A declaração foi feita durante o Fórum Empresarial Lide, onde Gilmar Mendes classificou as tentativas de pressão dos EUA sobre a Justiça brasileira como “impróprias”. As sanções americanas foram aplicadas com base na Lei Magnitsky, após o julgamento do ex-presidente Jair Bolsonaro, réu no STF por suposta tentativa de golpe de Estado. Por causa das medidas, Moraes teve a entrada nos EUA proibida e enfrenta restrições financeiras.
“Se hoje estamos em um ambiente democrático, devemos muito ao ministro Alexandre. Apoio de maneira inquestionável, e sei que a história vai lhe fazer justiça”, afirmou Gilmar Mendes.
O ministro do STF criticou o uso do Judiciário como moeda de troca em disputas comerciais, alegando que tal prática compromete a soberania nacional.

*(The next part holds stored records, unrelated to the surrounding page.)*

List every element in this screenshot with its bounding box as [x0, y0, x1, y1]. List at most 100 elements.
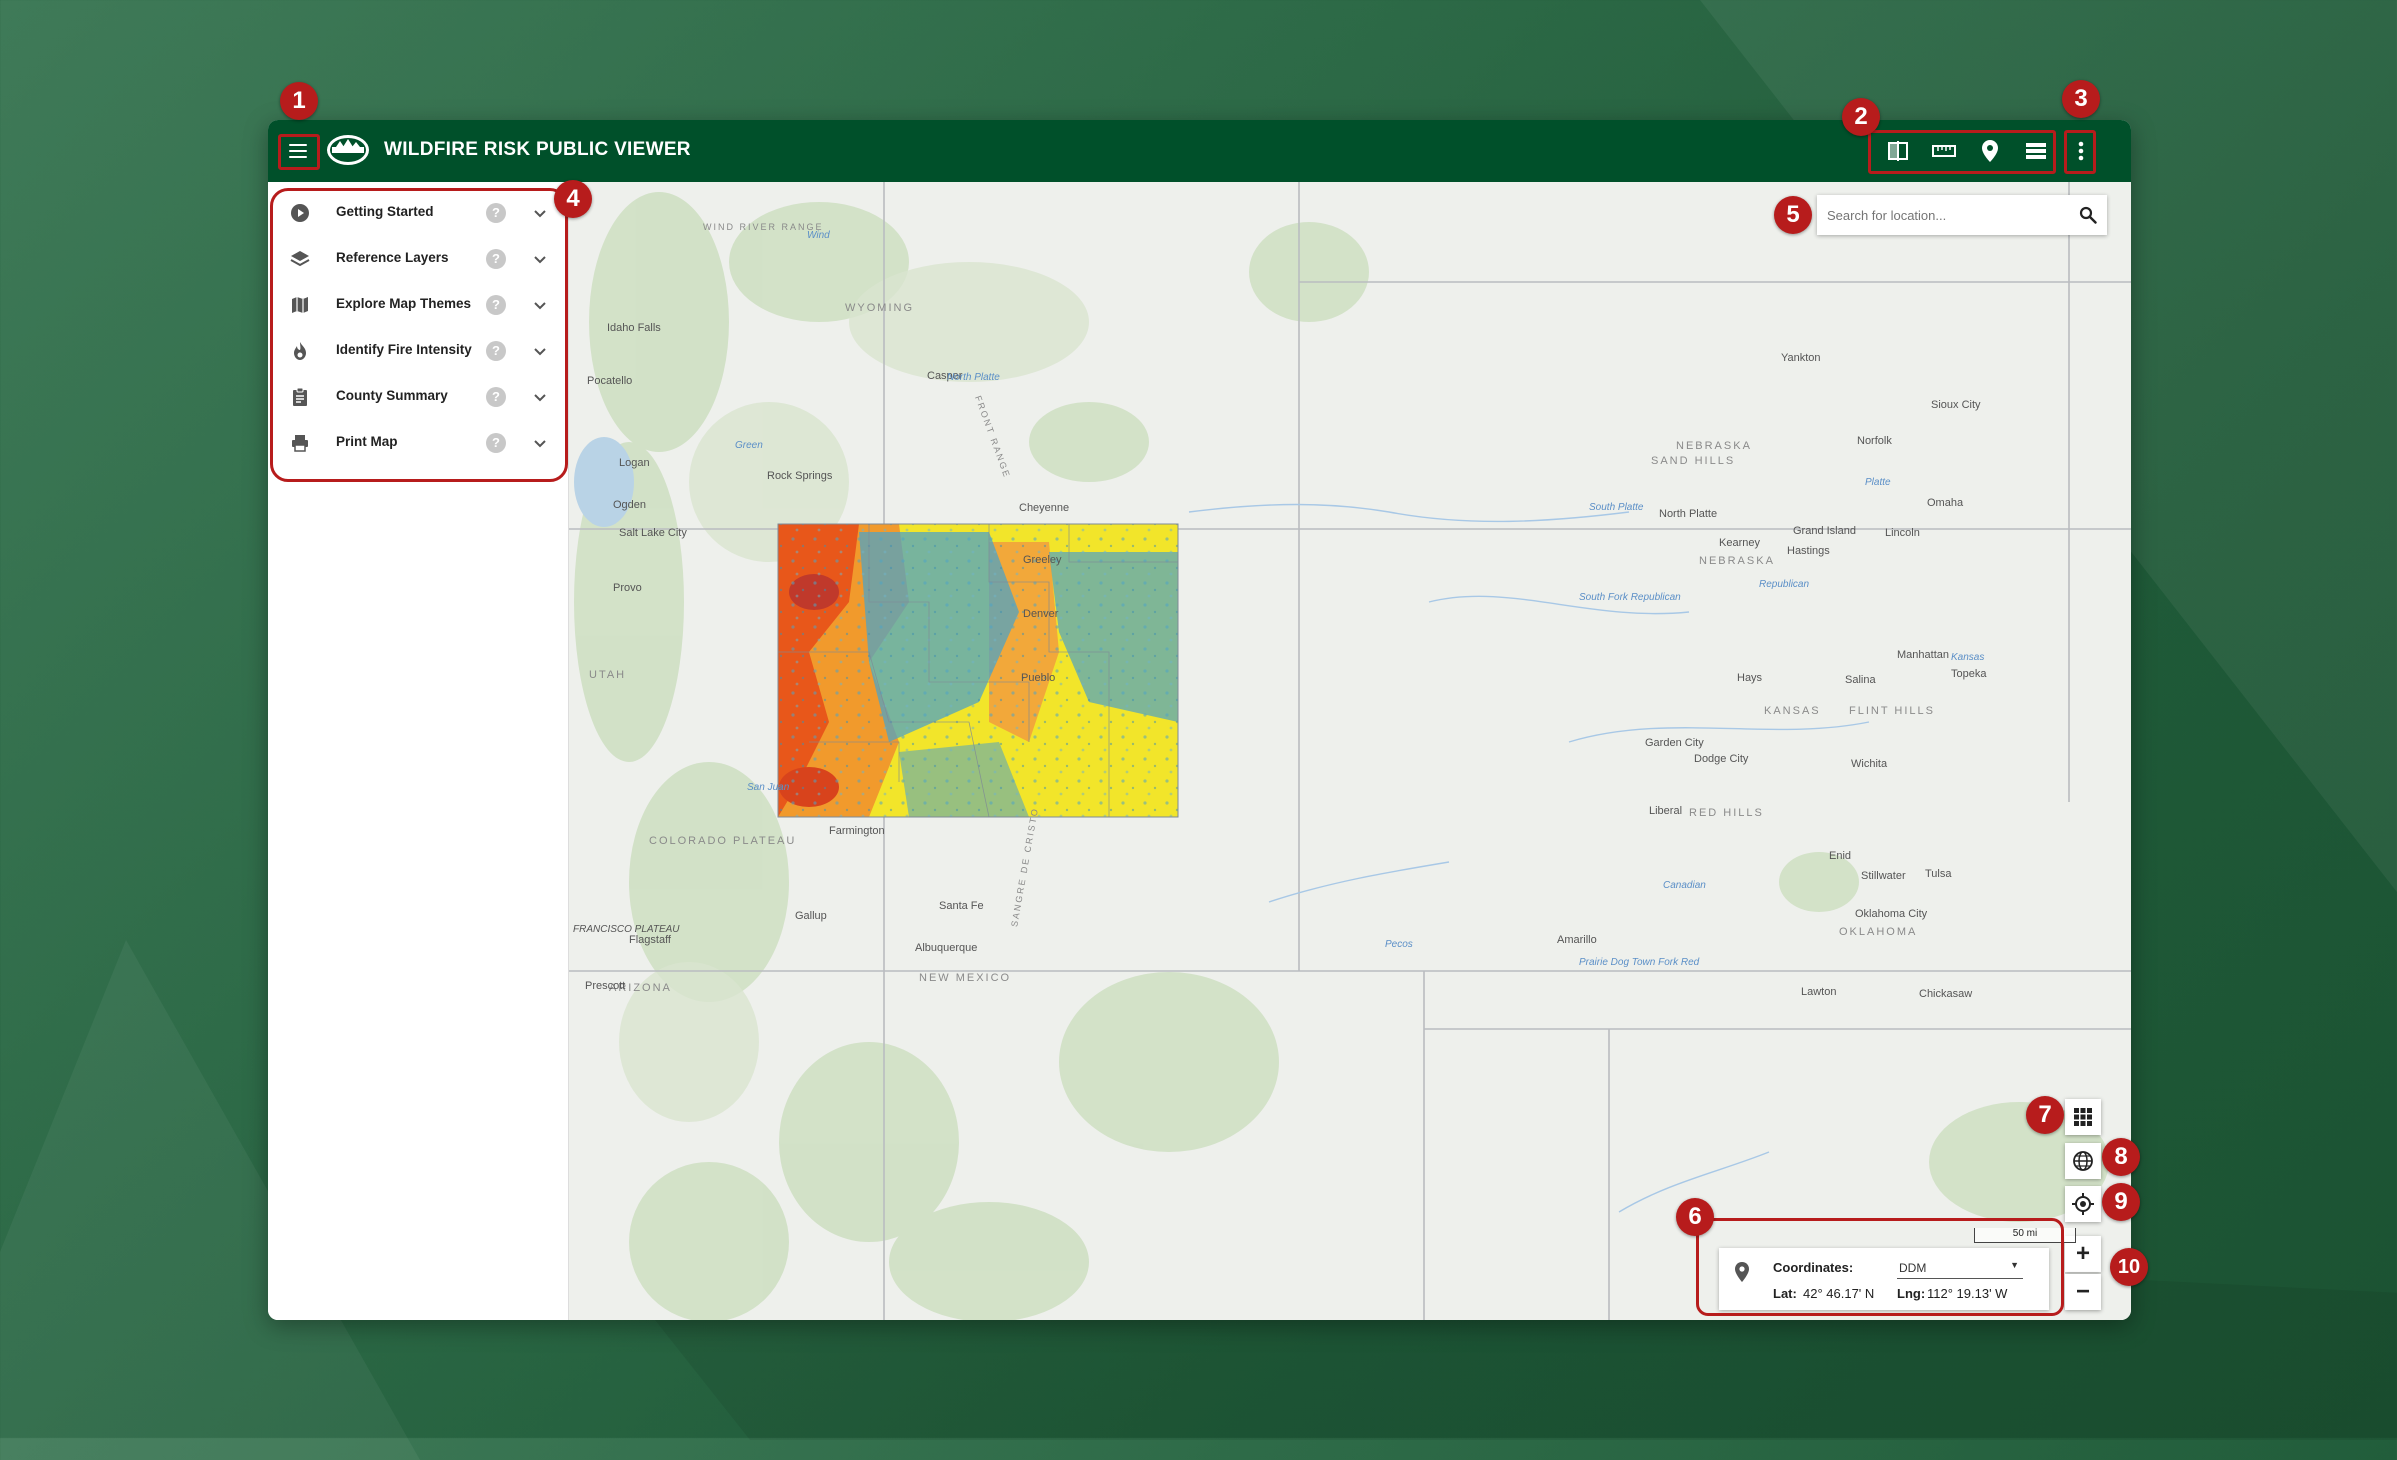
callout-badge: 1 [280, 82, 318, 120]
measure-button[interactable] [1924, 132, 1964, 170]
coordinate-format-value: DDM [1899, 1261, 1927, 1275]
map-label: Republican [1759, 579, 1810, 590]
map-label: Wichita [1851, 758, 1888, 770]
list-icon [2026, 143, 2046, 159]
basemap-button[interactable] [2065, 1099, 2101, 1135]
chevron-down-icon[interactable] [532, 435, 548, 451]
globe-button[interactable] [2065, 1143, 2101, 1179]
map-label: Green [735, 440, 763, 451]
map-label: Pecos [1385, 939, 1413, 950]
more-vertical-icon [2078, 141, 2084, 161]
map-label: Yankton [1781, 352, 1821, 364]
place-marker-button[interactable] [1970, 132, 2010, 170]
layer-list-button[interactable] [2016, 132, 2056, 170]
map-label: Provo [613, 582, 642, 594]
map-label: NEBRASKA [1676, 440, 1752, 452]
map-label: Amarillo [1557, 934, 1597, 946]
risk-overlay [777, 523, 1179, 818]
coordinates-label: Coordinates: [1773, 1260, 1854, 1275]
sidebar-item-getting-started[interactable]: Getting Started ? [268, 190, 568, 236]
map-label: South Fork Republican [1579, 592, 1681, 603]
search-icon[interactable] [2079, 206, 2097, 224]
ruler-icon [1932, 145, 1956, 157]
help-icon[interactable]: ? [486, 203, 506, 223]
callout-badge: 2 [1842, 98, 1880, 136]
sidebar-item-reference-layers[interactable]: Reference Layers ? [268, 236, 568, 282]
help-icon[interactable]: ? [486, 387, 506, 407]
fire-icon [294, 342, 306, 360]
map-label: Salt Lake City [619, 527, 687, 539]
sidebar-item-label: Getting Started [336, 204, 434, 219]
callout-badge: 7 [2026, 1096, 2064, 1134]
sidebar-item-label: Reference Layers [336, 250, 449, 265]
split-view-button[interactable] [1878, 132, 1918, 170]
sidebar: Getting Started ? Reference Layers ? Exp… [268, 182, 569, 1320]
chevron-down-icon[interactable] [532, 389, 548, 405]
map-label: Pocatello [587, 375, 633, 387]
map-label: Cheyenne [1019, 502, 1070, 514]
basemap [569, 182, 2131, 1320]
chevron-down-icon: ▼ [2010, 1260, 2019, 1270]
clipboard-icon [293, 387, 307, 406]
map-label: Tulsa [1925, 868, 1952, 880]
map-pin-icon [1735, 1262, 1749, 1282]
chevron-down-icon[interactable] [532, 343, 548, 359]
map-label: Norfolk [1857, 435, 1892, 447]
help-icon[interactable]: ? [486, 295, 506, 315]
sidebar-item-label: Identify Fire Intensity [336, 342, 472, 357]
chevron-down-icon[interactable] [532, 297, 548, 313]
map-label: KANSAS [1764, 705, 1821, 717]
lat-label: Lat: [1773, 1286, 1797, 1301]
map-label: Santa Fe [939, 900, 984, 912]
more-options-button[interactable] [2066, 132, 2096, 170]
lng-label: Lng: [1897, 1286, 1926, 1301]
coordinates-panel: Coordinates: DDM ▼ Lat: 42° 46.17' N Lng… [1719, 1248, 2049, 1310]
app-title: WILDFIRE RISK PUBLIC VIEWER [384, 139, 691, 160]
chevron-down-icon[interactable] [532, 251, 548, 267]
map-label: Salina [1845, 674, 1876, 686]
map-label: Platte [1865, 477, 1891, 488]
map-label: Enid [1829, 850, 1852, 862]
map-label: FRANCISCO PLATEAU [573, 924, 680, 935]
globe-icon [2073, 1151, 2093, 1171]
zoom-out-button[interactable]: − [2065, 1274, 2101, 1310]
map-label: FLINT HILLS [1849, 705, 1935, 717]
map-label: NEW MEXICO [919, 972, 1012, 984]
map-label: Oklahoma City [1855, 908, 1928, 920]
sidebar-item-print-map[interactable]: Print Map ? [268, 420, 568, 466]
map-label: Liberal [1649, 805, 1683, 817]
lat-value: 42° 46.17' N [1803, 1286, 1875, 1301]
map-label: UTAH [589, 669, 627, 681]
map-label: WYOMING [845, 302, 914, 314]
sidebar-item-explore-map-themes[interactable]: Explore Map Themes ? [268, 282, 568, 328]
map-label: North Platte [947, 372, 1000, 383]
hamburger-icon [289, 144, 307, 158]
map-label: RED HILLS [1689, 807, 1764, 819]
callout-badge: 10 [2110, 1248, 2148, 1286]
map-label: Hays [1737, 672, 1763, 684]
help-icon[interactable]: ? [486, 433, 506, 453]
map-label: COLORADO PLATEAU [649, 835, 797, 847]
help-icon[interactable]: ? [486, 341, 506, 361]
map-label: South Platte [1589, 502, 1644, 513]
layers-icon [290, 251, 310, 267]
coordinate-format-select[interactable]: DDM ▼ [1897, 1258, 2023, 1279]
locate-icon [2072, 1193, 2094, 1215]
map-label: Lincoln [1885, 527, 1920, 539]
chevron-down-icon[interactable] [532, 205, 548, 221]
search-input[interactable] [1825, 206, 2069, 224]
map-label: Topeka [1951, 668, 1987, 680]
help-icon[interactable]: ? [486, 249, 506, 269]
lng-value: 112° 19.13' W [1927, 1286, 2008, 1301]
map-canvas[interactable]: WYOMING NEBRASKA SAND HILLS KANSAS FLINT… [569, 182, 2131, 1320]
sidebar-item-identify-fire-intensity[interactable]: Identify Fire Intensity ? [268, 328, 568, 374]
menu-button[interactable] [280, 133, 316, 169]
map-label: San Juan [747, 782, 790, 793]
map-label: Garden City [1645, 737, 1704, 749]
map-label: Farmington [829, 825, 885, 837]
callout-badge: 8 [2102, 1138, 2140, 1176]
map-label: Kansas [1951, 652, 1985, 663]
toolbar [1878, 132, 2056, 170]
sidebar-item-county-summary[interactable]: County Summary ? [268, 374, 568, 420]
locate-button[interactable] [2065, 1186, 2101, 1222]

Ele comparou a situação a uma exigência hipotética do Brasil para que os EUA revelassem os nomes do “Epstein Files”, uma lista de clientes de Jeffrey Epstein. Nos EUA, opositores de Donald Trump especulam que o nome do presidente americano estaria na lista.
“Negociações comerciais podem se fazer a toda hora. Mas tentar incluir o papel institucional do país e a independência do Judiciário não faz sentido algum”, declarou Gilmar, reforçando a postura do STF diante das pressões internacionais.